Claims leakage, answered
How much does claims leakage cost?
Industry estimates put claims leakage at 5–10% of claims paid, with some audits materially higher. On a book paying $250M a year, that is roughly $12.5M–$25M annually. Use the calculator above to estimate it against your own paid-loss figure.
How is claims leakage calculated?
Leakage is the gap between what was paid and what should have been paid under correct handling. As a planning estimate, apply a leakage rate — commonly 5–10% — to your annual claims paid. This calculator scales that rate by the experienced share of your desk, because overpayment concentrates among less-experienced handlers.
What is a typical claims leakage rate?
Most insurers cite 5–10% of claims paid. Conservative internal tracking often shows 2–4%, while rigorous audits frequently uncover 20–30%, because much leakage is invisible to standard tracking.
Why does adjuster experience affect leakage?
Most leakage is a human-factor problem — error, missed information, and judgment. Audits find overpayment concentrates among less-experienced or lower-performing adjusters, so as experienced staff retire and the seasoned share of a desk falls, the leakage rate tends to rise.
How can you reduce claims leakage?
Standardise the path through complex claims, capture the reasoning behind each decision, and score decisions against how your best adjusters decide — so consistency does not depend on who picks up the file. That is the approach Mysa takes: it captures the reasoning behind every call as part of the decision itself.
What is claims leakage?
Claims leakage is the difference between what an insurer actually pays on a claim and what it should have paid under accurate, consistent handling. It hides in small routine decisions — a liability split set a little too generously, a subrogation recovery never pursued, a reserve corrected late — which is why it rarely shows up as a single line and is so often under-measured.
How this is calculated
The calculator applies a leakage rate to your annual claims paid, anchored on the industry range — 5% at a veteran-heavy desk, up to 10% as the seasoned share falls.

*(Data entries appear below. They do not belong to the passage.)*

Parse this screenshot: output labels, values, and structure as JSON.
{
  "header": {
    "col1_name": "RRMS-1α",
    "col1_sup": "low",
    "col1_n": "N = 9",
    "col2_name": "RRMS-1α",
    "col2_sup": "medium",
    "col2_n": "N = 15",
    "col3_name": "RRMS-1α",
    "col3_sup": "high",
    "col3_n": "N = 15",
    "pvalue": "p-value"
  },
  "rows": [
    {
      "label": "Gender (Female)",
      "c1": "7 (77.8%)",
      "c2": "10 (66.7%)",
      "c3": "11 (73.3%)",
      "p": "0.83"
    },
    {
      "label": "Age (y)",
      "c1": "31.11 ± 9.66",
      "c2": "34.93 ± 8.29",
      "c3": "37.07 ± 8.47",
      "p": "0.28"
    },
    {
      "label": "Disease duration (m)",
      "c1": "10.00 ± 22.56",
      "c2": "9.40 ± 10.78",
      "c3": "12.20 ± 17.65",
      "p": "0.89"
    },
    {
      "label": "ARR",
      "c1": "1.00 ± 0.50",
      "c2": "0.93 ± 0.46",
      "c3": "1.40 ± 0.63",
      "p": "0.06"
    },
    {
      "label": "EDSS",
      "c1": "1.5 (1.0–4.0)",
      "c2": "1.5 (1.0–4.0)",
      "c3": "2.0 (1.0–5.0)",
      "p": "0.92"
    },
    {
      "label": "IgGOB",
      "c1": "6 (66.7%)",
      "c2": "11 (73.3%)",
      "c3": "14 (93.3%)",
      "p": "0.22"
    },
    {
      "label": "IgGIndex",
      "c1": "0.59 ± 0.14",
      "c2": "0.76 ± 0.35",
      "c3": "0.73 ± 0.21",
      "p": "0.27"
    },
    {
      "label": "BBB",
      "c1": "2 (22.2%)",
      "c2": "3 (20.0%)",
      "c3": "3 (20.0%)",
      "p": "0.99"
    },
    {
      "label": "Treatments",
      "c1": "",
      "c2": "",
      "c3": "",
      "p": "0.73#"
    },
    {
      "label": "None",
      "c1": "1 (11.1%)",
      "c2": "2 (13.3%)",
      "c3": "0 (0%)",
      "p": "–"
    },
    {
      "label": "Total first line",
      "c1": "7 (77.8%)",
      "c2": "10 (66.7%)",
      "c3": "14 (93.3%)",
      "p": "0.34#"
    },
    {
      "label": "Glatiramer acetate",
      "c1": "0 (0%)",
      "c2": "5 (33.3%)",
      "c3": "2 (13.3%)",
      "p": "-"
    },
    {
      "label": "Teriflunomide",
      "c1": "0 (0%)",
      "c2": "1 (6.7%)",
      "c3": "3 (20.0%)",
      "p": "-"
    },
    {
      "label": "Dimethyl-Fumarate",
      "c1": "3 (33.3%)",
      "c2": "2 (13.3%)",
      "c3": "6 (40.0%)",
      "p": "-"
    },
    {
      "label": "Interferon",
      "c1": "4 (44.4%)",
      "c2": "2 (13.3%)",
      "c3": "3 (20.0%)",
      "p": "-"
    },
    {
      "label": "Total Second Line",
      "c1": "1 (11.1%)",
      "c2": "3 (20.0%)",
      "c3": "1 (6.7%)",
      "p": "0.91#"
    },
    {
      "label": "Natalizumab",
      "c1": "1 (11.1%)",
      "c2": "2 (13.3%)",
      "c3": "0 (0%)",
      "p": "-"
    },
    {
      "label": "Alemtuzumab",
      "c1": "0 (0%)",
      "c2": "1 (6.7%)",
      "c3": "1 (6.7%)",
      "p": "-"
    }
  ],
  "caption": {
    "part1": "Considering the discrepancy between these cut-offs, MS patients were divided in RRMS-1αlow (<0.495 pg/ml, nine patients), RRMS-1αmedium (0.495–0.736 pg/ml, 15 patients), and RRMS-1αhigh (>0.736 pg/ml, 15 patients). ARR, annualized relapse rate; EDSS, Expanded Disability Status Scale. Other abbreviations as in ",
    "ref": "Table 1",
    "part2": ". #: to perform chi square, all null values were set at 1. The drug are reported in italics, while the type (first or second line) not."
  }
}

The endpoints and direction are sourced; the slope between them is an illustrative model, so treat the output as an order-of-magnitude estimate.
How to reduce claims leakage
Because most leakage is a judgment problem, the durable fix is to make judgment consistent. That is what Mysa does: it reads the whole claim, applies your rules, and captures the reasoning behind every call as part of the decision itself. For the workforce story behind the numbers, see the judgment crisis.
Sources
- Industry estimates on claims leakage — consistently 5–10% of claims paid (some analyses materially higher). Regure; The Lab Consulting.
- CAS Loss Reserve Seminar (CLRS) 2013 — claims-leakage data-mining: overpayment concentrates among lower-performing adjusters, who overpaid each claim by over half its expected loss.
- Insurance Information Institute (Triple-I) / U.S. Bureau of Labor Statistics — insurance workforce aging: ~50% retiring within 15 years.